C’è da domandarsi se tra qualche decennio, gli sviluppi concitati del giorno della scomparsa di Pascal Sleiman, la fotografia delle reazioni dei leader locali – nell’assenza di altro tipo di informazione, fresca, almeno nelle prime battute – assumeranno la sembianza di una pagina di storia a cui guardare quando ci chiederemo del casus belli dell’ennesimo conflitto latente esploso tra le mani di cittadini inferociti, di rifugiati impotenti, di criminali – forse – inconsapevoli. Almeno fino a prova contraria.
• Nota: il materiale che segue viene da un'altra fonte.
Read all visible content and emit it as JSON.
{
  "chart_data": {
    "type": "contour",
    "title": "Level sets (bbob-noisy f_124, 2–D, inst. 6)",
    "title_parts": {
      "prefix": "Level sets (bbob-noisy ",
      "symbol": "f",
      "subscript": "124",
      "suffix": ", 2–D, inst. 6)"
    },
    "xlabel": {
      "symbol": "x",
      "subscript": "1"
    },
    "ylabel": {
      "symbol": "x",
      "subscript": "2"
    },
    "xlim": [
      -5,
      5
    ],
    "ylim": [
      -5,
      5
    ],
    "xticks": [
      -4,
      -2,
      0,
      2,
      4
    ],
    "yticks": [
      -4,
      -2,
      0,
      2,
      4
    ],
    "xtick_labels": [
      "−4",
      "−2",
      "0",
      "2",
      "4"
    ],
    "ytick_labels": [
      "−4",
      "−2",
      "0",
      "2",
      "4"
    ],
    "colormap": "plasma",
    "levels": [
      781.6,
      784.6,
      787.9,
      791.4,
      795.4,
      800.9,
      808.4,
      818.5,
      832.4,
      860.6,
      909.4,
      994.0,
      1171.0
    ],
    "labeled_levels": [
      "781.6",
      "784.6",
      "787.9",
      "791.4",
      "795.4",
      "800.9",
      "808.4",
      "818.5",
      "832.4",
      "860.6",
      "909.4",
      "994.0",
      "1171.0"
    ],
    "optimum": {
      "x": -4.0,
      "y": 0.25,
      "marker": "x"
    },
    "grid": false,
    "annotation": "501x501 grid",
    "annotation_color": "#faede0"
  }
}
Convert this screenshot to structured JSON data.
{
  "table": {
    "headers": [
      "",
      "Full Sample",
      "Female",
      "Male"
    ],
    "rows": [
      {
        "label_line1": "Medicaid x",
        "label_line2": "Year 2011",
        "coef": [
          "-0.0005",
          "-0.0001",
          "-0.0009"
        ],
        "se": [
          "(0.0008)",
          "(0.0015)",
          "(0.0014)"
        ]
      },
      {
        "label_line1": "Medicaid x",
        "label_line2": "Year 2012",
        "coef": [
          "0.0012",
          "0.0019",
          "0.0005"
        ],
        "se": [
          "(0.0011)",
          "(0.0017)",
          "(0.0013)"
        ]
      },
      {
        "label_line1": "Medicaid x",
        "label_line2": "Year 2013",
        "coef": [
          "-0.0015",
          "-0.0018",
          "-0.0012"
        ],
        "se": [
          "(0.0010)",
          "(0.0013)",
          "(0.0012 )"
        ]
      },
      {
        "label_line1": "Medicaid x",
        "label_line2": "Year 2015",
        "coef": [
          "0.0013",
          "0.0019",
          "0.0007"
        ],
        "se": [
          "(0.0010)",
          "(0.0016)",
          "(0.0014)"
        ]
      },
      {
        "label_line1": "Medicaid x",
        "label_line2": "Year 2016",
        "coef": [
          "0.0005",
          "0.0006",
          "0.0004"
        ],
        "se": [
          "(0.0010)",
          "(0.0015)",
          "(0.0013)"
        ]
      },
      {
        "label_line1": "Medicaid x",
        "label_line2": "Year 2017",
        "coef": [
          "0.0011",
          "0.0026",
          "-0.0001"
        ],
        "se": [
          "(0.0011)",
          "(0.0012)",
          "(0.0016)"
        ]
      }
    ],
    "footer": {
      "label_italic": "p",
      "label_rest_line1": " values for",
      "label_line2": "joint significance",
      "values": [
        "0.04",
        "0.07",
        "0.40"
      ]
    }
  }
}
Se al sequestro e assassinio di Pascal Sleiman finiremo per guardare come all’incidente-massacro di Ain el-Rammaneh, l’autobus del 13 aprile 1975, o al 12 luglio 2006, i razzi di Hezbollah su Zar’it e Shlomi, la cattura di Ehud Goldwasser e Eldav Regev, i due soldati israeliani tratti come ostaggi e restituiti morti. Perché non c’è modo di stabilire quale prezzo sia adeguato da pagare in guerra, e quale, invece, troppo alto. Non è questa la domanda che da osservatori non partecipanti di un’epoca dobbiamo porci.
Responsabilità, se è vero che la storia si ripete sempre uguale a sé stessa, questa volta sarà di raccontare gli effetti immediati, popolari delle grandi cesure: che la storia la scuotono, ma non la scrivono. Lo sforzo di staccare lo sguardo dalle notizie di agenzia, dai comunicati ufficiali delle forze di sicurezza, e sporgere il naso fuori dalle finestre, nei quartieri della grande e vivace Beirut, Beirut cosmopolita, segregata e settaria Beirut. Dove si sta compiendo – e non soltanto da una settimana – un pogrom. I rifugiati siriani, capro espiatorio del Libano di oggi.